Tüm bunlara rağmen kendi kültür ve inanç temellerini korumak hiç kolay değil. Hele hele kafalar karışık, yürekler ayrık ise yeniden ayağa kalkmak, öncelikle “Rabbim, kalbimi dinin üzere sabit kıl!” noktasından başlayarak, tüm narsist tavırları bırakıp, karşılaşacağımız herhangi bir zorluk karşısında dizlerimizin bağı çözülmeden ayakta ve dimdik durma cehdinde olmayı gerektiriyor. Elimizdeki nimetin başlı başına ilahi bir yardım olduğunu, “Hep birlikte Allah’ın ipine (Kur’ân’a) sımsıkı sarılın. Parçalanıp bölünmeyin. Allah’ın size olan nimetini hatırlayın. Hani sizler birbirinize düşmanlar idiniz de O, kalplerinizi birleştirmişti. İşte O’nun bu nimeti sayesinde kardeşler olmuştunuz. Yine siz, bir ateş çukurunun tam kenarında idiniz de O sizi oradan kurtarmıştı. İşte Allah size ayetlerini böyle apaçık bildiriyor ki doğru yola eresiniz.” Âl-i İmran suresinin 103. ayetinden rahatlıkla anlayabildiğimiz halde, bunun getirdiği sorumluluğu unutmuş insanlar durumuna düşmek ne denli tehlikeli olduğu, izahı gerektirmeyecek kadar açıktır. Bu durum tevhid eksenli tüm inanç toplumları için geçerlidir.

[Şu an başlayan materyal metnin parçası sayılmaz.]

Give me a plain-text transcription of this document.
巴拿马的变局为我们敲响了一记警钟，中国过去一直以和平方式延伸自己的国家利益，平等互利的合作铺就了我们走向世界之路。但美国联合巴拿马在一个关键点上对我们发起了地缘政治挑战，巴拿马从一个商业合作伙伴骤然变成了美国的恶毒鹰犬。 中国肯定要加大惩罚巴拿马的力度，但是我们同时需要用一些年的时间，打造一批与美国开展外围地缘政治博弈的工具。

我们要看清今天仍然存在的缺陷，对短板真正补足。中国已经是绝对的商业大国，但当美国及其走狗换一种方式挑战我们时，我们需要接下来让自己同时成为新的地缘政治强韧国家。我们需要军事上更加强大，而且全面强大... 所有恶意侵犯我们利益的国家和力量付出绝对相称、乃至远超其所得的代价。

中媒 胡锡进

İslam’ın tüm insanlığa gönderildiği mutlak gerçeği hakkıyla göz önünde bulundurulursa, teferruatta birbirini yiyen toplulukların birbirlerini ve gerçekte kendilerini kandırmadan, aynı inanç dünyasına mensup olduklarını ise asla unutmadan yani verilecek bir hesabın olduğunu ve hesap merciinin de Allah (c.c.) olduğunu unutmadan, herkesin gelip geçtiği şu dünyada büyük bir titizlikle yüksek akıl ve kalp (akl-ı selim) neyi gerektiriyorsa ona göre hareket etmeleri kaçınılmaz olduğu açıkça görülmektedir. Kalpleri Allah (c.c.) birleştiriyorsa, bugünkü halimizin ne kadarının bizden kaynaklandığının muhasebesi her akıl ve iman sahibinin üzerinde durması gereken bir gerçektir. İnsanları kamplara bölüp sonra da onları kavga ettiren bir kurnazlığa teşne olmak bu topraklarda yaşayan insanların tarihsel macerasına, irfanî birikimine ve hayat tecrübesine taban tabana zıt olduğu gibi, “kurt dumanlı havayı sever” misali, mevcut durumun istismarına abanmak, işin başında bir niyet bozukluğu, amaçlanmış bir fitne değildir de nedir!.. Bizler aynı renkte küçük oklarla birbirine saldırırken, bir arada kavga etmemizi fırsat bilen düşmanın, hazır bir arada iken bunları topluca yok edelim gülleleriyle yok olmak, içinde güya iyi niyet olsa bile, çok büyük bir merhametsizlik, adı konmamış bir ferasetsizlik ve herkesi ateşe atmak değildir de nedir?.. Artık bu saçmalıklarla kaybedecek ne zamanımız ne canımız ne de toprağımız var… Oysa tüm bunları birbirimizi kaybetmemek için imar eylemiş değil miydik?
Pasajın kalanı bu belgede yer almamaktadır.